Apple vous protège-t-il vraiment de la surveillance publicitaire ?

Avec iOS 14.5, le tracking sur les Apps iOS va être sévèrement restreint. Revenons sur les actions d'Apple contre la surveillance publicitaire

Publié par Pixel de Tracking le 19 avr. 2021

La vie privée, un argument produit pour Apple

Face au capitalisme de surveillance développé par Google, Apple a un argument évident, la vie privée. Et il ne s'en prive pas, comme en témoigne cette campagne publicitaire :

iPhone

Cet argument se retrouve aussi dans les paroles d'un Tim Cook, lors de la conférence "Computers, Privacy & Data Protection" de janvier 2021, un discours tout à fait remarquable.

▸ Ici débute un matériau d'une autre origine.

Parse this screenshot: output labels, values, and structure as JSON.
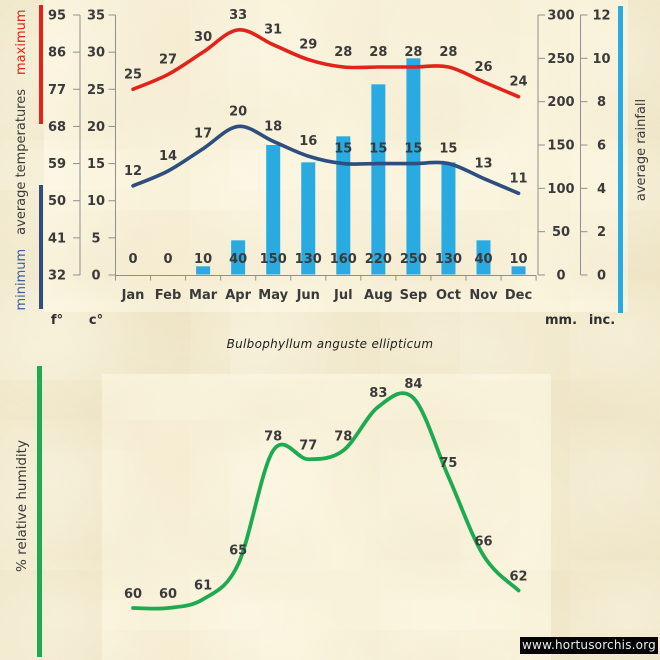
{
  "title": "Bulbophyllum anguste ellipticum",
  "watermark": "www.hortusorchis.org",
  "colors": {
    "background": "#f0e7c9",
    "panel": "#f9f2da",
    "max_temp_red": "#e2231a",
    "min_temp_navy": "#2d4e7e",
    "rainfall_cyan": "#29abe2",
    "humidity_green": "#1eaa50",
    "axis_gray": "#8f8f8f",
    "label_text": "#3a3a3a"
  },
  "chart_data": [
    {
      "type": "line",
      "categories": [
        "Jan",
        "Feb",
        "Mar",
        "Apr",
        "May",
        "Jun",
        "Jul",
        "Aug",
        "Sep",
        "Oct",
        "Nov",
        "Dec"
      ],
      "series": [
        {
          "name": "maximum temperature",
          "kind": "line",
          "axis": "c",
          "color": "#e2231a",
          "values": [
            25,
            27,
            30,
            33,
            31,
            29,
            28,
            28,
            28,
            28,
            26,
            24
          ]
        },
        {
          "name": "minimum temperature",
          "kind": "line",
          "axis": "c",
          "color": "#2d4e7e",
          "values": [
            12,
            14,
            17,
            20,
            18,
            16,
            15,
            15,
            15,
            15,
            13,
            11
          ]
        },
        {
          "name": "average rainfall",
          "kind": "bar",
          "axis": "mm",
          "color": "#29abe2",
          "values": [
            0,
            0,
            10,
            40,
            150,
            130,
            160,
            220,
            250,
            130,
            40,
            10
          ]
        }
      ],
      "axes": {
        "f": {
          "label": "f°",
          "ticks": [
            95,
            86,
            77,
            68,
            59,
            50,
            41,
            32
          ]
        },
        "c": {
          "label": "c°",
          "ticks": [
            35,
            30,
            25,
            20,
            15,
            10,
            5,
            0
          ],
          "range": [
            0,
            35
          ]
        },
        "mm": {
          "label": "mm.",
          "ticks": [
            300,
            250,
            200,
            150,
            100,
            50,
            0
          ],
          "range": [
            0,
            300
          ]
        },
        "inc": {
          "label": "inc.",
          "ticks": [
            12,
            10,
            8,
            6,
            4,
            2,
            0
          ]
        }
      },
      "left_legend": {
        "min": "minimum",
        "mid": "average  temperatures",
        "max": "maximum"
      },
      "right_legend": "average rainfall",
      "grid": false,
      "legend_position": "rotated side labels"
    },
    {
      "type": "line",
      "categories": [
        "Jan",
        "Feb",
        "Mar",
        "Apr",
        "May",
        "Jun",
        "Jul",
        "Aug",
        "Sep",
        "Oct",
        "Nov",
        "Dec"
      ],
      "series": [
        {
          "name": "% relative humidity",
          "kind": "line",
          "color": "#1eaa50",
          "values": [
            60,
            60,
            61,
            65,
            78,
            77,
            78,
            83,
            84,
            75,
            66,
            62
          ]
        }
      ],
      "ylabel": "% relative humidity",
      "ylim": [
        60,
        84
      ],
      "grid": false
    }
  ]
}
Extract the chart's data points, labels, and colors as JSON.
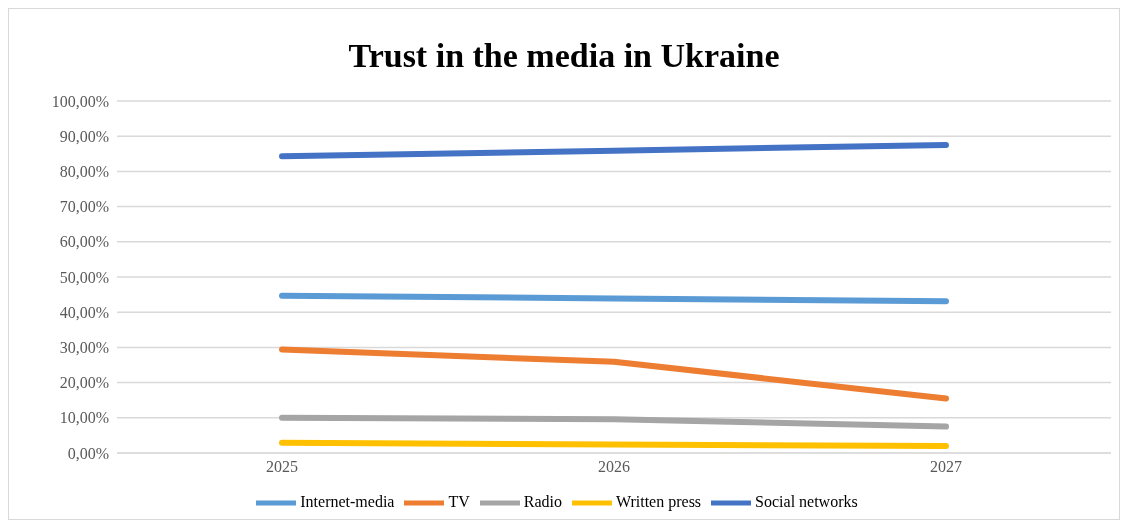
{
  "chart_data": {
    "type": "line",
    "title": "Trust in the media in Ukraine",
    "categories": [
      "2025",
      "2026",
      "2027"
    ],
    "series": [
      {
        "name": "Internet-media",
        "color": "#5b9bd5",
        "values": [
          44.7,
          43.9,
          43.1
        ]
      },
      {
        "name": "TV",
        "color": "#ed7d31",
        "values": [
          29.4,
          25.9,
          15.5
        ]
      },
      {
        "name": "Radio",
        "color": "#a5a5a5",
        "values": [
          10.0,
          9.6,
          7.5
        ]
      },
      {
        "name": "Written press",
        "color": "#ffc000",
        "values": [
          2.9,
          2.4,
          2.0
        ]
      },
      {
        "name": "Social networks",
        "color": "#4472c4",
        "values": [
          84.3,
          85.9,
          87.5
        ]
      }
    ],
    "ylim": [
      0,
      100
    ],
    "yticks": [
      {
        "value": 0,
        "label": "0,00%"
      },
      {
        "value": 10,
        "label": "10,00%"
      },
      {
        "value": 20,
        "label": "20,00%"
      },
      {
        "value": 30,
        "label": "30,00%"
      },
      {
        "value": 40,
        "label": "40,00%"
      },
      {
        "value": 50,
        "label": "50,00%"
      },
      {
        "value": 60,
        "label": "60,00%"
      },
      {
        "value": 70,
        "label": "70,00%"
      },
      {
        "value": 80,
        "label": "80,00%"
      },
      {
        "value": 90,
        "label": "90,00%"
      },
      {
        "value": 100,
        "label": "100,00%"
      }
    ],
    "grid": "y",
    "legend": "bottom",
    "marker": "none",
    "line_style": "solid"
  }
}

Apple a toujours été très doué en marketing produit, mais s'agit-il seulement de belles paroles ? Une première réponse est apportée par cette page, une réponse plus détaillée est fournie ici : Apple prend en effet de nombreuses initiatives. On peut par exemple citer :

La vie privée est une des valeurs fondamentales d'Apple :

privacy

Mais Apple pourrait aller beaucoup plus loin, et je serais prêt à payer pour que les services suivants soient chiffrés de bout en bout : Apple Photos, Calendriers, Contacts, iCloud Drive, Notes ou Messages sur iCloud. Après sa dispute avec le FBI lors de l'attaque terroriste de San Bernardino, durant laquelle il s'est battu courageusement contre l'introduction de portes dérobées sur iOS, Apple avait une opportunité pour étendre l'utilisation du chiffrement de bout en bout à tous ses services. Sous pression du FBI, il n'a malheureusement pas osé :

Apple dropped plans to let iPhone users fully encrypt backups of their devices in the company's iCloud service after the FBI complained that the move would harm investigations, six sources familiar with the matter told Reuters.

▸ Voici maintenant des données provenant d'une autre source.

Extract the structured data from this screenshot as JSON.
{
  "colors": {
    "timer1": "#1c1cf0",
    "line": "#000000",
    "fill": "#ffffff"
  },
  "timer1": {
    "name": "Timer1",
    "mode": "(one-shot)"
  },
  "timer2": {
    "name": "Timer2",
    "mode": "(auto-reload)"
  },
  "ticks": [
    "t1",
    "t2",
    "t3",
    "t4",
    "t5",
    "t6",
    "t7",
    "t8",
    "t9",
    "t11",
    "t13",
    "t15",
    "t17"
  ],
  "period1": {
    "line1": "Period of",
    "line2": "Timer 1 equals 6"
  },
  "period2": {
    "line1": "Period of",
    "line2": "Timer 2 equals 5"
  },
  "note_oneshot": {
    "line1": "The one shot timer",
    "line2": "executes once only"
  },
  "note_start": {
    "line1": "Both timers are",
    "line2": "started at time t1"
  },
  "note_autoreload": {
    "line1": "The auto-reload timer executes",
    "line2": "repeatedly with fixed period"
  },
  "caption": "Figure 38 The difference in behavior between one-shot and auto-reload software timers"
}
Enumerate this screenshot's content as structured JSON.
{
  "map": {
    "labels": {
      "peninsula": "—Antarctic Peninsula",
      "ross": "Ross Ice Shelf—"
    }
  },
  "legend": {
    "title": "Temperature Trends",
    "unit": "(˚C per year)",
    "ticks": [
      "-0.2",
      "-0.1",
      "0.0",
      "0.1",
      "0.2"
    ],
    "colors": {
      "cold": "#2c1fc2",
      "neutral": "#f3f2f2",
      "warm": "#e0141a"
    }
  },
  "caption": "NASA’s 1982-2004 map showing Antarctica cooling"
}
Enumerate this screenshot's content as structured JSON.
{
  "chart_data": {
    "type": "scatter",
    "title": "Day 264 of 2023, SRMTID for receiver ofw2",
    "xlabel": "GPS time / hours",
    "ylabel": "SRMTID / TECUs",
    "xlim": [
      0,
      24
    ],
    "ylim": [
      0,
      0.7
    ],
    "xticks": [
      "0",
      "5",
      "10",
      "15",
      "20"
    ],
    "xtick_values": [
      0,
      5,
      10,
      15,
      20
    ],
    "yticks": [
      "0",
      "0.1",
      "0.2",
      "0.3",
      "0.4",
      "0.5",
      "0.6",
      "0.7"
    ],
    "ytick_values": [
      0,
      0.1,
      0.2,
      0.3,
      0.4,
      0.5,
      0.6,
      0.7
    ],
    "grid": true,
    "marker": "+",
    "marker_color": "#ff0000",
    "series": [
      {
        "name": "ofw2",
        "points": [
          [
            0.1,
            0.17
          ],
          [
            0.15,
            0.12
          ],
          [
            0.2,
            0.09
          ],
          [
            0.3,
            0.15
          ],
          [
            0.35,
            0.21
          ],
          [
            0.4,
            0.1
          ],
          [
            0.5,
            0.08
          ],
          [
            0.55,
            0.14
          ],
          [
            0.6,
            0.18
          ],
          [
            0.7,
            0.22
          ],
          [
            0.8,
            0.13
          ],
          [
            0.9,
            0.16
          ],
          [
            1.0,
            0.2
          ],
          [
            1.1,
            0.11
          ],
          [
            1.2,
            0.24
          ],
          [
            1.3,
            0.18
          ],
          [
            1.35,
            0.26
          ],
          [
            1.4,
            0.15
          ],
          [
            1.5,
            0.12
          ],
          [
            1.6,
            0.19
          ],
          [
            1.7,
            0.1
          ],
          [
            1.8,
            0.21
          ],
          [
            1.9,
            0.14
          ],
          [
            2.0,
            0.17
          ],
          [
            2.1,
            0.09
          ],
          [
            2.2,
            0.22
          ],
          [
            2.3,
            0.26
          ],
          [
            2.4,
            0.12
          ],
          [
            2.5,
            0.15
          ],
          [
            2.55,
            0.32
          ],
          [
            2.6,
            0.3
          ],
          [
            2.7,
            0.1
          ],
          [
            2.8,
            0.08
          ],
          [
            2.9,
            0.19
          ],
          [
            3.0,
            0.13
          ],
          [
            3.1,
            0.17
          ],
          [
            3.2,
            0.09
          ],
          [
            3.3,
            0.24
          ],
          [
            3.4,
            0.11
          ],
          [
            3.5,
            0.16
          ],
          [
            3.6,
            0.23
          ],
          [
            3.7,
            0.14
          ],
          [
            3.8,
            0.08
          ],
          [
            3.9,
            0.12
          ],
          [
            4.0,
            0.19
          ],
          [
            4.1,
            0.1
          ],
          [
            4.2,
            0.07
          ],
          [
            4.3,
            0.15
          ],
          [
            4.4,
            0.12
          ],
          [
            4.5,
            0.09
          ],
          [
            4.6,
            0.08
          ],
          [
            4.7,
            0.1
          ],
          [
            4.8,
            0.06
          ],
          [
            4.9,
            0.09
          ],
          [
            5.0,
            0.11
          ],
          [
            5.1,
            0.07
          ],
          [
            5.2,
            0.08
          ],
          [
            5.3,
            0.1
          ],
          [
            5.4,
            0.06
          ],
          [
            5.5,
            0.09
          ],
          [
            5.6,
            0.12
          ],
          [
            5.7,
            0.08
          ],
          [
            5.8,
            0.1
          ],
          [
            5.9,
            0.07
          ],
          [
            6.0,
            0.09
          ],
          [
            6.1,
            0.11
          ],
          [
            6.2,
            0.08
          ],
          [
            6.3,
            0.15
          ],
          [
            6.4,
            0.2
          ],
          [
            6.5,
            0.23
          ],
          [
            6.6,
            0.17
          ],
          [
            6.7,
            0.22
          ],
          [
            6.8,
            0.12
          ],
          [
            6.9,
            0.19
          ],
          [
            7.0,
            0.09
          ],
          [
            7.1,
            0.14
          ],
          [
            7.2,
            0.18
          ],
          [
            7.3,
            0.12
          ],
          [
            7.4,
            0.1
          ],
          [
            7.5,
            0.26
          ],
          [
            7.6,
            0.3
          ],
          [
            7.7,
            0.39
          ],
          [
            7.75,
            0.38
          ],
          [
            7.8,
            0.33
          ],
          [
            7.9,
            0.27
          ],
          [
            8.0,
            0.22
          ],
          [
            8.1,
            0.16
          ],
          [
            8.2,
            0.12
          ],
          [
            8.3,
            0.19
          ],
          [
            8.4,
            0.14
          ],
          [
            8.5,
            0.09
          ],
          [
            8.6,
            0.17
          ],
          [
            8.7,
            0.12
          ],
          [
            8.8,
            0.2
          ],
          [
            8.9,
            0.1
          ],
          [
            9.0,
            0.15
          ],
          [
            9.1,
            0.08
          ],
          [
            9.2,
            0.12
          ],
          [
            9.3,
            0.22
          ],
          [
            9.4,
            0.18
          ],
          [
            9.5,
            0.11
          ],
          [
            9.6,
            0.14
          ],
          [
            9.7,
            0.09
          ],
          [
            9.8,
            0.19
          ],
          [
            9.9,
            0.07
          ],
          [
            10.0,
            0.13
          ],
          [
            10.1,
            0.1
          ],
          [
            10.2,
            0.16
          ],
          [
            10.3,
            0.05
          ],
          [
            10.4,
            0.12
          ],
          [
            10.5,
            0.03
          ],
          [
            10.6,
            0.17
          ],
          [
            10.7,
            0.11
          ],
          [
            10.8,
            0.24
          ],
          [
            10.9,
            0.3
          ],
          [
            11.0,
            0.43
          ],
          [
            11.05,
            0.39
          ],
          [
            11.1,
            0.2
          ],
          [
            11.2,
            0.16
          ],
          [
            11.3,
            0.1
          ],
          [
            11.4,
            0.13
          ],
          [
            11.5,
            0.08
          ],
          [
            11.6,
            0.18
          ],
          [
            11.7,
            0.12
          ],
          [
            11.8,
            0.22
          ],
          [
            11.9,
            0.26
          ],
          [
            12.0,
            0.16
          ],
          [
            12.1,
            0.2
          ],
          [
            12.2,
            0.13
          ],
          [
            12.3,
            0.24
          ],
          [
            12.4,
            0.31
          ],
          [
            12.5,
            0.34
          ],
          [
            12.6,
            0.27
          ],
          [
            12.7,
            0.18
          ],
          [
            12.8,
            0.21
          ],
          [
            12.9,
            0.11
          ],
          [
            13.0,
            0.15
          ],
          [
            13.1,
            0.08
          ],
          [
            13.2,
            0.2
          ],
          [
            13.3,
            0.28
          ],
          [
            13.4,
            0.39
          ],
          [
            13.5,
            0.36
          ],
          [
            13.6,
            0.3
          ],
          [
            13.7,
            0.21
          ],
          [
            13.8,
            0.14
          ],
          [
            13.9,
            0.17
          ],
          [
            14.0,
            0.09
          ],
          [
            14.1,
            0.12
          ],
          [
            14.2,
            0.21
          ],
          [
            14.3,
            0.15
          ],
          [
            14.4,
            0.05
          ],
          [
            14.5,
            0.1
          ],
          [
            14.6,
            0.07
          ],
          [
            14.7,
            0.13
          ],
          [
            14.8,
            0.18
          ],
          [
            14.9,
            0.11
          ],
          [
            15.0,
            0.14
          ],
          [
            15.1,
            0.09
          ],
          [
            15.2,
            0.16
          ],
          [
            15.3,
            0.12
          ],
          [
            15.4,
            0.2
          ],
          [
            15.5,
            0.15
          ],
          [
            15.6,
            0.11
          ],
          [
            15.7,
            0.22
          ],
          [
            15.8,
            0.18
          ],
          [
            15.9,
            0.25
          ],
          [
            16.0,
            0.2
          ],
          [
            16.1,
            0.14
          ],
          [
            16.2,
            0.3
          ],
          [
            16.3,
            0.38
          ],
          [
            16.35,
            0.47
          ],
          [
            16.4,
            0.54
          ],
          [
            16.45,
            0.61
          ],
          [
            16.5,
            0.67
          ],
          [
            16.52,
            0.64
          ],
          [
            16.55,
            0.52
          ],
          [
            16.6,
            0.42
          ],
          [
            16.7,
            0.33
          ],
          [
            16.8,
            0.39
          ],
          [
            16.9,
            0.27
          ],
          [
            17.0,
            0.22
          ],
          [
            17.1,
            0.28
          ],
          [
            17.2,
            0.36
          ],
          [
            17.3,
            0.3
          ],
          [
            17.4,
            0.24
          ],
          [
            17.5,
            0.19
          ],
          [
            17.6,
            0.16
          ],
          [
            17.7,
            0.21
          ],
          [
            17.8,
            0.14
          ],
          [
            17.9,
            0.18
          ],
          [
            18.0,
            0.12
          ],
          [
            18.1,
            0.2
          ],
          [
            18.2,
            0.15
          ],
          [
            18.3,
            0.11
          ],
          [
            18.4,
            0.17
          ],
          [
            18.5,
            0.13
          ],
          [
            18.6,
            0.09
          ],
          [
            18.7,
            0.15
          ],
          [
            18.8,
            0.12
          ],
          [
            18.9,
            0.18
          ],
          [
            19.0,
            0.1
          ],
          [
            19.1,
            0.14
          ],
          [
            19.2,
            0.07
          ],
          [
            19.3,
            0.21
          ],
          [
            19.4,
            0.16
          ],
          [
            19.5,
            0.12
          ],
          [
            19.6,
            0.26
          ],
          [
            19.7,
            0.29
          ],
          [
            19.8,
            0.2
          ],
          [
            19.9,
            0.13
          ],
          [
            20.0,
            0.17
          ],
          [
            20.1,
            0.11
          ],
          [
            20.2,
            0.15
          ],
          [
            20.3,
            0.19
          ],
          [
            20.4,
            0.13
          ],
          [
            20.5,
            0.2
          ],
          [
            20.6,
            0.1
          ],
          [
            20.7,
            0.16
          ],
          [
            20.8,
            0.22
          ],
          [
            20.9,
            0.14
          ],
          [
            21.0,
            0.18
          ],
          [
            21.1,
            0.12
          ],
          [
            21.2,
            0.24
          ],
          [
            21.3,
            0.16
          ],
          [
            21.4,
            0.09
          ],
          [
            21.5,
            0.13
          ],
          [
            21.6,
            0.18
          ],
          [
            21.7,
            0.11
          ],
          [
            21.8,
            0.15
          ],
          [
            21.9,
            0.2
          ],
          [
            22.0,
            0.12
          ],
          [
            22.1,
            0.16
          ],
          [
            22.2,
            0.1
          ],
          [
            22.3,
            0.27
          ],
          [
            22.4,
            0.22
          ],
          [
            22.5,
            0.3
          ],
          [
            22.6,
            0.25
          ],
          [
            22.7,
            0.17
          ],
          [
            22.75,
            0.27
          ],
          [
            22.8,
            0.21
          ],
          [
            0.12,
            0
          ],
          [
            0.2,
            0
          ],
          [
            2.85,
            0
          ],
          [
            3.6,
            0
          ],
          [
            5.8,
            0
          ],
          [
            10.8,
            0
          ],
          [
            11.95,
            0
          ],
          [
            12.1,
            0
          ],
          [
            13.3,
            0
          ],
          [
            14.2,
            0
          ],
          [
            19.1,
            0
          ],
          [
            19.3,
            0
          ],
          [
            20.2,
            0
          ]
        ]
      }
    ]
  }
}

Pour le plus grand bonheur des gouvernements, services de polices et services secrets, Apple ne chiffre pas iCloud de bout en bout. Et pour mieux vendre ses produits en Chine, Apple accepte de stocker les clés de chiffrement iCloud de ses utilisateurs Chinois directement sur des serveurs situés en Chine. Autre compromission avec le régime Chinois, Apple censure des Apps en Chine.

Intéressons-nous maintenant aux initiatives d'Apple contre la surveillance publicitaire. Vont-elles assez loin ?

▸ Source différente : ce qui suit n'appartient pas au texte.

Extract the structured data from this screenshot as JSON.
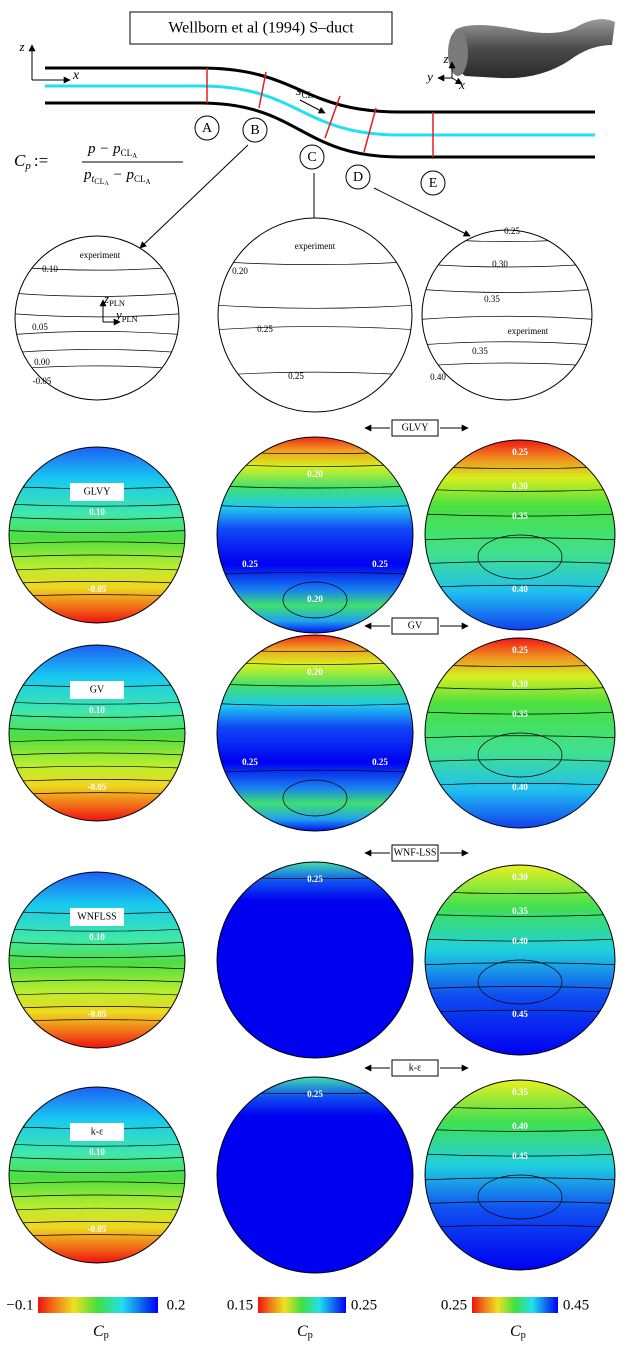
{
  "title": "Wellborn et al (1994) S–duct",
  "duct": {
    "axis_labels": [
      "z",
      "x"
    ],
    "inset_axes": [
      "z",
      "y",
      "x"
    ],
    "centerline_label": {
      "base": "s",
      "sub": "CL"
    },
    "stations": [
      "A",
      "B",
      "C",
      "D",
      "E"
    ]
  },
  "formula": {
    "lhs": "C",
    "lhs_sub": "p",
    "def": ":=",
    "numerator": [
      "p − p",
      "CL",
      "A"
    ],
    "denominator": [
      "p",
      "t",
      "CL",
      "A",
      " − p",
      "CL",
      "A"
    ]
  },
  "experiment": [
    {
      "label": "experiment",
      "axes": [
        {
          "base": "z",
          "sub": "PLN"
        },
        {
          "base": "y",
          "sub": "PLN"
        }
      ],
      "contours": [
        "0.10",
        "0.05",
        "0.00",
        "-0.05"
      ]
    },
    {
      "label": "experiment",
      "contours": [
        "0.20",
        "0.25",
        "0.25"
      ]
    },
    {
      "label": "experiment",
      "contours": [
        "0.25",
        "0.30",
        "0.35",
        "0.35",
        "0.40"
      ]
    }
  ],
  "models": [
    {
      "left_label": "GLVY",
      "arrow_label": "GLVY",
      "left": [
        "0.10",
        "-0.05"
      ],
      "mid": [
        "0.20",
        "0.25",
        "0.25",
        "0.20"
      ],
      "right": [
        "0.25",
        "0.30",
        "0.35",
        "0.40"
      ]
    },
    {
      "left_label": "GV",
      "arrow_label": "GV",
      "left": [
        "0.10",
        "-0.05"
      ],
      "mid": [
        "0.20",
        "0.25",
        "0.25"
      ],
      "right": [
        "0.25",
        "0.30",
        "0.35",
        "0.40"
      ]
    },
    {
      "left_label": "WNFLSS",
      "arrow_label": "WNF-LSS",
      "left": [
        "0.10",
        "-0.05"
      ],
      "mid": [
        "0.25"
      ],
      "right": [
        "0.30",
        "0.35",
        "0.40",
        "0.45"
      ]
    },
    {
      "left_label": "k-ε",
      "arrow_label": "k-ε",
      "left": [
        "0.10",
        "-0.05"
      ],
      "mid": [
        "0.25"
      ],
      "right": [
        "0.35",
        "0.40",
        "0.45"
      ]
    }
  ],
  "colorbars": [
    {
      "min": {
        "value": -0.1,
        "label": "−0.1"
      },
      "max": 0.2,
      "label": {
        "base": "C",
        "sub": "p"
      }
    },
    {
      "min": 0.15,
      "max": 0.25,
      "label": {
        "base": "C",
        "sub": "p"
      }
    },
    {
      "min": 0.25,
      "max": 0.45,
      "label": {
        "base": "C",
        "sub": "p"
      }
    }
  ]
}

Safari ITP, une bonne protection contre le pistage

En 2017, Apple intègre la fonctionnalité "Intelligent Tracking Prevention" (ITP) à Safari, le but étant de combattre le pistage multi-sites. Depuis cette première sortie, Apple a fait évoluer ITP, avec par exemple le blocage complet des cookies tiers ou la limitation de la durée de vie des cookies déposés via CNAME, ce qui lui permet de vous offrir une bonne protection contre le pistage des sociétés de l'adtech.

Lorsque l'on parle vie privée, Apple a également une excellente influence sur l'écosystème du web.

Les actions d'Apple contre le pistage multi-sites inspirent sans doute d'autres navigateurs. En 2018, Firefox annonce changer sa politique concernant le pistage, souhaitant dorénavant proposer une protection contre le pistage par défaut. En 2019, Firefox passe à l'acte avec "Enhanced Tracking Protection" (ETP), l'équivalent d'ITP, fonctionnalité qu'il a également fait évoluer depuis.

En bonus, si vous utilisez un iPhone ou un iPad et que vous passez par un autre navigateur, les protections d'ITP s'appliquent également ! En effet, Apple verrouille les options des navigateurs tiers, qui se voient obliger d'utiliser WebKit, le moteur de rendu de Safari.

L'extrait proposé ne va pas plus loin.